Late sunshine as I made my way back along Horn Head.
In Part 1 I had been making my way west along the northern cliffs of Horn Head. A late start meant I wasn’t going to make it as far as Tramore beach, which would have to wait for another day, but I still wanted to get as far as possilbe before having to turn back to the car at Coastguard Hill. There was a succession of high headlands, divided by deep inlets, and each one enticed me a little further along.
Thrift, also known as sea pink, added a bit of colour on this grassy cliff top. It had been a fairly dark, gloomy day so far, although if anything, that suited this wild, dramatic landscape.
Making may way around one of the deep indentations in the cliffs.
It was getting late, and I had a fairly long walk back again to the car, so I decided that I would turn back once I reached the high point in the above photo.
Making my way to the top of the next headland, where I knew I would then turn back for the return leg, I was passing through an area where a lot of the underlying rock was exposed in great slabs, or scattered around in fragmented pieces. The rock is apparently quartzite, a sandstone which has been metamorphised into quartz, and is the same type of rock as that found on nearby mountains like Errigal and Muckish.
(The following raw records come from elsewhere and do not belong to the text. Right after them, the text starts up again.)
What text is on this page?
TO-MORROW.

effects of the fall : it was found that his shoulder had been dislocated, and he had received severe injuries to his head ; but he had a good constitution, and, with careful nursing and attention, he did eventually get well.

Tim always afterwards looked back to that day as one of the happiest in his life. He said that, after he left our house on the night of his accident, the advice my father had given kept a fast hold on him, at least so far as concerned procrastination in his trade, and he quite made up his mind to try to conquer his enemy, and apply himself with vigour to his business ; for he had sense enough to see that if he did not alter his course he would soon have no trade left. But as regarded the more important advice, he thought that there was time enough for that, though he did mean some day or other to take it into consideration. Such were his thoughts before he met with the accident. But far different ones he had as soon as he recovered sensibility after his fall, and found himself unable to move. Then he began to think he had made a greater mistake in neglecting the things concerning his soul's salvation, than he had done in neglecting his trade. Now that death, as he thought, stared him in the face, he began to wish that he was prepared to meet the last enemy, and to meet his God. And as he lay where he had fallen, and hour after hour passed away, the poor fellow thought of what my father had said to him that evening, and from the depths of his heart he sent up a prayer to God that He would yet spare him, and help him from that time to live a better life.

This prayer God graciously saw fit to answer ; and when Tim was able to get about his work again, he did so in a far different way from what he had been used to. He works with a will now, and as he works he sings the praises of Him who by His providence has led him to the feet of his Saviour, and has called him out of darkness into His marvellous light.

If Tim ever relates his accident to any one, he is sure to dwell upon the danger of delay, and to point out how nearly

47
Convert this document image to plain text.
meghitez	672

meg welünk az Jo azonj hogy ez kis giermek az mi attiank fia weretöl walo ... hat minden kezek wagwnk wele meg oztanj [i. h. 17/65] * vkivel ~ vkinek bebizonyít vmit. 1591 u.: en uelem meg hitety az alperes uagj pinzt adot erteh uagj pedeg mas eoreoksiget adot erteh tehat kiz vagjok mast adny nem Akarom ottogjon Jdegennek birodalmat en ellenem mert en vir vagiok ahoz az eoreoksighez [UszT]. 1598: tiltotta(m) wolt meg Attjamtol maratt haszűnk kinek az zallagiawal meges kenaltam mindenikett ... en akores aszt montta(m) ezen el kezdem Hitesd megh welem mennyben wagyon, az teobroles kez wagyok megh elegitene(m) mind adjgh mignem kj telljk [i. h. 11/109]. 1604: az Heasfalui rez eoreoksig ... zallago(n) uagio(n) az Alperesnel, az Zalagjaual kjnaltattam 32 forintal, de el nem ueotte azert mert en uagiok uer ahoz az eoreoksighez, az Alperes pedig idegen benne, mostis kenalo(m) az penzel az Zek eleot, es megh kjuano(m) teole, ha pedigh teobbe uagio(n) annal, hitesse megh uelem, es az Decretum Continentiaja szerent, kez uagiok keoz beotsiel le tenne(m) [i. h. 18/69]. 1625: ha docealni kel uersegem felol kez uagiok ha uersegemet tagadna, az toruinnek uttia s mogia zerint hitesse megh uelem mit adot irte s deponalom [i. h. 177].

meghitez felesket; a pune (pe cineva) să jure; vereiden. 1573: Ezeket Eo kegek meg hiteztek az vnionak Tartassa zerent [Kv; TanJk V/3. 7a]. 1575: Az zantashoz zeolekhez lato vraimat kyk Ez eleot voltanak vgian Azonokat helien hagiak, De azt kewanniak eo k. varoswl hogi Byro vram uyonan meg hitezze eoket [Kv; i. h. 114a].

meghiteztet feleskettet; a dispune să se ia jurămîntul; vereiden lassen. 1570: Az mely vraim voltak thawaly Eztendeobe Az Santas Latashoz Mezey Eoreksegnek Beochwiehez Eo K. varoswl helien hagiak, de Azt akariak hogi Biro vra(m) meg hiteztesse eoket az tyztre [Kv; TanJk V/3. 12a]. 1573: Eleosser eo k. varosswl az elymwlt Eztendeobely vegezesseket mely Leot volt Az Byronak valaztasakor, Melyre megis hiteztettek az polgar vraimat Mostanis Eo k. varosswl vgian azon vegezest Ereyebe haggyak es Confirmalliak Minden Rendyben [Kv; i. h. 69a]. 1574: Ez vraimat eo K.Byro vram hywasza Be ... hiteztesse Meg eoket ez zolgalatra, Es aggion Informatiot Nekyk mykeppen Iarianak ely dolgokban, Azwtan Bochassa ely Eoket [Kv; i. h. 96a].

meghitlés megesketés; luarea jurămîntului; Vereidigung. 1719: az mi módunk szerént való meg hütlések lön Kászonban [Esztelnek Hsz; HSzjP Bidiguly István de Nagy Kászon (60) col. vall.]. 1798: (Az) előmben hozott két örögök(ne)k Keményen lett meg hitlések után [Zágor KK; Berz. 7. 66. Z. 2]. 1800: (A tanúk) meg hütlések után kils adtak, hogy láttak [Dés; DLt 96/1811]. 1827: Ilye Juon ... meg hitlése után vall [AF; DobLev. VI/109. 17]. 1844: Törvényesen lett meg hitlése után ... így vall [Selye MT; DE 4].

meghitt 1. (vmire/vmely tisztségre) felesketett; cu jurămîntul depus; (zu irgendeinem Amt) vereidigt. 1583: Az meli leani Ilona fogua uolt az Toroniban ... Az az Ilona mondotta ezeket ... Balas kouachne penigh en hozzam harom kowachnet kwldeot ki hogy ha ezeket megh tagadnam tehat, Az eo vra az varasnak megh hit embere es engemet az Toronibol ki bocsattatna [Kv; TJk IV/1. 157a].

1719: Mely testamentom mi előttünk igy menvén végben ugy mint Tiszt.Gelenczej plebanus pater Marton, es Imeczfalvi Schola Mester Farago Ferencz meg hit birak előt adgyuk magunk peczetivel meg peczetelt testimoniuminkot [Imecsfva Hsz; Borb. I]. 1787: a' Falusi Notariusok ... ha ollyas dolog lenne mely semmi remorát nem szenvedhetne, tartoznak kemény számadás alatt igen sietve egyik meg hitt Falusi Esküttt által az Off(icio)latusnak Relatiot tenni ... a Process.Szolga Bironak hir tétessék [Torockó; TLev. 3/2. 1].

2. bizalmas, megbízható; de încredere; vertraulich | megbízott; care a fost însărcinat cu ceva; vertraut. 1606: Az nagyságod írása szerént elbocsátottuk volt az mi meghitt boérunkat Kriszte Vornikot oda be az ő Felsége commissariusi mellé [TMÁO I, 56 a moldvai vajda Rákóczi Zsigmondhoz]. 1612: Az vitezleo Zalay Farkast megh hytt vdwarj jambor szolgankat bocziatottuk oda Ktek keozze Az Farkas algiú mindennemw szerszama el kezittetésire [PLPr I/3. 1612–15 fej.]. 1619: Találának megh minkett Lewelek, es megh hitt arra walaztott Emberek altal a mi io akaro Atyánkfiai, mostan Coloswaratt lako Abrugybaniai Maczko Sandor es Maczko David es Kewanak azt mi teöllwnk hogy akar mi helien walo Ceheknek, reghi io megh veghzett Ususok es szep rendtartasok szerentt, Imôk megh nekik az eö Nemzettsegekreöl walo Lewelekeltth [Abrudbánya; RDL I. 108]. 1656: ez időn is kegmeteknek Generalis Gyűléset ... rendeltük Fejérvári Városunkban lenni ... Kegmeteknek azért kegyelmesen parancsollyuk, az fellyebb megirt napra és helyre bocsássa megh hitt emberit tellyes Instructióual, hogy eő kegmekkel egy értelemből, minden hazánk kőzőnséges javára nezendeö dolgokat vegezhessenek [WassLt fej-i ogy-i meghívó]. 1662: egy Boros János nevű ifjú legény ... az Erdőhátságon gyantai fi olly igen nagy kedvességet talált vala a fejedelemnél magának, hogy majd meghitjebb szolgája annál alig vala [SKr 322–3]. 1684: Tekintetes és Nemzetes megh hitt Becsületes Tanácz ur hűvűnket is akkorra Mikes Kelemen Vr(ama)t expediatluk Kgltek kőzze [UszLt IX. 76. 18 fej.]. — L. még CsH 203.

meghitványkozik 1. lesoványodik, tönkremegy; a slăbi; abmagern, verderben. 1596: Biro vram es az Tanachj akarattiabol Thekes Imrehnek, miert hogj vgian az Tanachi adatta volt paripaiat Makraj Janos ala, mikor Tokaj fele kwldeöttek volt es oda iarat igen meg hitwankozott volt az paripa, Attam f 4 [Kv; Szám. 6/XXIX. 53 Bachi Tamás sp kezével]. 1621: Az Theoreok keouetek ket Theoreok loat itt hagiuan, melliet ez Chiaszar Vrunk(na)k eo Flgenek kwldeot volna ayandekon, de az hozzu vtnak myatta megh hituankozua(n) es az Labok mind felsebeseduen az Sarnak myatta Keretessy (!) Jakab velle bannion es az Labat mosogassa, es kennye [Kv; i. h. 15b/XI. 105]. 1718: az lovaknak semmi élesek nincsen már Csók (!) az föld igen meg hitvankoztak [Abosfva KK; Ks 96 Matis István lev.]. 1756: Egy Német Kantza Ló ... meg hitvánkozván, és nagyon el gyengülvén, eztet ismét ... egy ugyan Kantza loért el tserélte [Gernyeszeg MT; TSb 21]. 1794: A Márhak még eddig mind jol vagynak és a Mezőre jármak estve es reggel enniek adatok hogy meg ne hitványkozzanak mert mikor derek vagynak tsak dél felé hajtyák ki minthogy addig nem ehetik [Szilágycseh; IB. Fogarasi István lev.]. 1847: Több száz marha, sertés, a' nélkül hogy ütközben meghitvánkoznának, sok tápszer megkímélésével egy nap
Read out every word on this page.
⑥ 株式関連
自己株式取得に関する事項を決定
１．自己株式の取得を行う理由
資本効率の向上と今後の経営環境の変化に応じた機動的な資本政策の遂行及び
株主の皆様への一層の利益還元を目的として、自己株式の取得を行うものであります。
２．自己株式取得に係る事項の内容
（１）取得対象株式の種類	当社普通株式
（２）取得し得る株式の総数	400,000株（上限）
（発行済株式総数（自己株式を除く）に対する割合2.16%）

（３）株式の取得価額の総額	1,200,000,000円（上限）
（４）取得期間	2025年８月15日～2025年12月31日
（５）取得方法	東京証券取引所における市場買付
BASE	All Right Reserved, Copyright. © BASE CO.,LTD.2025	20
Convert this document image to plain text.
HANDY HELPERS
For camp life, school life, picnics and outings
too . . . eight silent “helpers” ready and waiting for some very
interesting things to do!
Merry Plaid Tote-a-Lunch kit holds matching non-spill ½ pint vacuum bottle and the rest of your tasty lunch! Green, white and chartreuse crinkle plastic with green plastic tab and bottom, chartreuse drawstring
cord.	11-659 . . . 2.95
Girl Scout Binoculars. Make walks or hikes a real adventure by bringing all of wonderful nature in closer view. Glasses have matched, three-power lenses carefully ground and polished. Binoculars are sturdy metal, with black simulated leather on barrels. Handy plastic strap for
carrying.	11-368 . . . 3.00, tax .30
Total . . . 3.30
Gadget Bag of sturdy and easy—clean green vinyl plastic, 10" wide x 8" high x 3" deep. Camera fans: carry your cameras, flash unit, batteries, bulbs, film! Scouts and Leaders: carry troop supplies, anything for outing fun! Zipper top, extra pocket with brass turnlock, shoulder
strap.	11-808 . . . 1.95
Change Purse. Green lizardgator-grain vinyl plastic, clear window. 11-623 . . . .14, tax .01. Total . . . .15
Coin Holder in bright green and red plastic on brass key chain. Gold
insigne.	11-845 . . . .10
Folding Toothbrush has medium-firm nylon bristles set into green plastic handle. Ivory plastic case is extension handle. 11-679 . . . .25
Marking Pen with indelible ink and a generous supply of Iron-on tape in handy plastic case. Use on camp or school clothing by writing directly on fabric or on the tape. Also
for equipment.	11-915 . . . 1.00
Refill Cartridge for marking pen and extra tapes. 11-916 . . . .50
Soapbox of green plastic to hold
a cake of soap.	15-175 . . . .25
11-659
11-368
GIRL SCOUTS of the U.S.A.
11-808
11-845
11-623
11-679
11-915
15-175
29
The watch tower, one of the first points I had visited on the walk, was the merest dot on the skyline, to the right of the Horn Head formation.
Layered and twisted rock in the cliffs.
Tory Island on the horizon.
Reaching the top of the next headland, the cliffs still stretched ahead invitingly, but I was running out of time and light for the walk back, and it was time to turn. I promised myself however, that I would return to walk the rest of this magnificent stretch of coastline.
As I started back towards the car, the sun broke through the clouds for the first time that day, briefly lighting up the cliffs with golden light, making for an awesome sight.
The light also lit up the ridge of higher ground inland, and I made a mental note to include a walk over that raised area on my next visit.
Already, the clouds were beginning to close in again to the west.
I startled this duck from the heather on the way back. My best guess is that it is a tufted duck or a scaup, but I’m not sure.
Horn Head catching the last of the sunlight.
As the sun disappeared behind the clouds again, I arrived back at the ruins of the watch tower dating from the Napoleonic Wars. It would soon be dark, but it wasn’t far from here to the car, so I lingered a while, taking shots of the tower against the late evening sky.
Back at the ruined watch tower.
I had a few final glances at the last shafts of light piercing the clouds and creating spotlights on the sea out towards Tory Island, before I felt the first drops of rain, and had to put the camera away. Time to make for the car.